Rating: 2.8 / 5.00 (5 Votes)


Total time: 45 min

Servings: 6.0 (servings)

Ingredients:


















Instructions:

1. rinse potatoes, make with peel in salted water for about half an hour, peel and cool.

In the meantime, separate 8 large savoy cabbage leaves. Blanch leaves in boiling hot water for 5 min, rinse when cool, dry and cut leaf veins flat. Quarter remaining cabbage, remove stem. Cut cabbage into narrow strips.

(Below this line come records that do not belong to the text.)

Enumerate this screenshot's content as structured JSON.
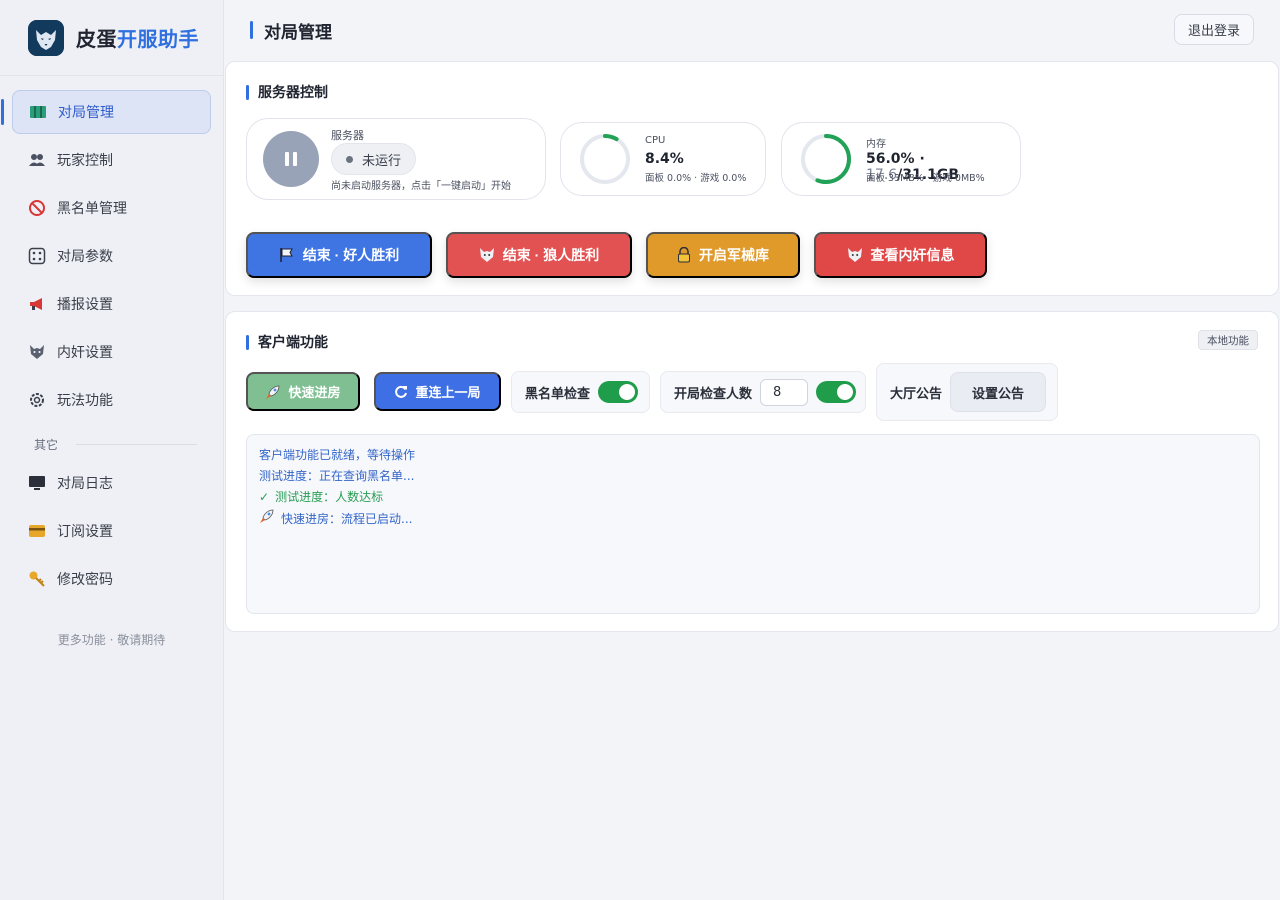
{
  "brand": {
    "name_prefix": "皮蛋",
    "name_accent": "开服助手",
    "logo_icon": "wolf-logo-icon"
  },
  "sidebar": {
    "items": [
      {
        "label": "对局管理",
        "icon": "map-icon",
        "active": true
      },
      {
        "label": "玩家控制",
        "icon": "users-icon",
        "active": false
      },
      {
        "label": "黑名单管理",
        "icon": "prohibited-icon",
        "active": false
      },
      {
        "label": "对局参数",
        "icon": "dice-icon",
        "active": false
      },
      {
        "label": "播报设置",
        "icon": "megaphone-icon",
        "active": false
      },
      {
        "label": "内奸设置",
        "icon": "wolf-icon",
        "active": false
      },
      {
        "label": "玩法功能",
        "icon": "gear-icon",
        "active": false
      }
    ],
    "group_label": "其它",
    "other_items": [
      {
        "label": "对局日志",
        "icon": "monitor-icon"
      },
      {
        "label": "订阅设置",
        "icon": "card-icon"
      },
      {
        "label": "修改密码",
        "icon": "key-icon"
      }
    ],
    "footer": "更多功能 · 敬请期待"
  },
  "header": {
    "title": "对局管理",
    "logout_label": "退出登录"
  },
  "server_panel": {
    "title": "服务器控制",
    "server_label": "服务器",
    "status": "未运行",
    "hint": "尚未启动服务器，点击「一键启动」开始",
    "cpu": {
      "label": "CPU",
      "value": "8.4%",
      "sub": "面板 0.0% · 游戏 0.0%",
      "fraction": 0.084
    },
    "memory": {
      "label": "内存",
      "value_percent": "56.0% · ",
      "value_used": "17.6",
      "value_total": "/31.1GB",
      "sub": "面板 33MB% · 游戏 0MB%",
      "fraction": 0.56
    },
    "actions": [
      {
        "label": "结束 · 好人胜利",
        "icon": "flag-icon"
      },
      {
        "label": "结束 · 狼人胜利",
        "icon": "wolf-icon"
      },
      {
        "label": "开启军械库",
        "icon": "lock-icon"
      },
      {
        "label": "查看内奸信息",
        "icon": "wolf-icon"
      }
    ]
  },
  "client_panel": {
    "title": "客户端功能",
    "badge": "本地功能",
    "quick_join_label": "快速进房",
    "reconnect_label": "重连上一局",
    "blacklist_check_label": "黑名单检查",
    "blacklist_check_on": true,
    "player_count_label": "开局检查人数",
    "player_count_value": "8",
    "player_count_on": true,
    "notice_label": "大厅公告",
    "notice_button": "设置公告",
    "logs": [
      {
        "text": "客户端功能已就绪，等待操作",
        "type": "info",
        "prefix": ""
      },
      {
        "text": "测试进度：正在查询黑名单...",
        "type": "info",
        "prefix": ""
      },
      {
        "text": "测试进度：人数达标",
        "type": "ok",
        "prefix": "✓"
      },
      {
        "text": "快速进房：流程已启动...",
        "type": "info",
        "prefix": "🚀"
      }
    ]
  },
  "colors": {
    "accent": "#2f6fe0",
    "success": "#1f9d4b",
    "danger": "#e25252",
    "warning": "#e09a2a"
  }
}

Peel and finely dice onions. Remove peel from apple, cut into quarters, remove core. Coarsely grate apple on a grater, sprinkle with juice of one lemon. Grate Appenzeller cheese.

Heat clarified butter in a large frying pan, roast minced meat until crumbly. Add onions, savoy cabbage strips, grated apple and 100 ml water, steam for 5 min with lid closed until soft. Season with horseradish, salt and pepper. Fold in cream cheese and 200 g Appenzeller cheese. Preheat the electric stove to 175 °C. 4.

Cut the cooled potatoes into slices. Grease a round gratin dish (28-30 cm ø) and spread with savoy cabbage leaves, hanging the leaves about one third over the edge of the gratin dish.

Spread the minced meat mixture evenly over the savoy cabbage leaves.

Place potato slices rosette-style on top of filling. Fold edges of leaves over potatoes and brush with melted butter.

Sprinkle with salt, pepper and remaining Appenzeller. Bake in the oven at 175 °C (gas: level 2) for about 35 min. Garnish with roasted apple slices to taste.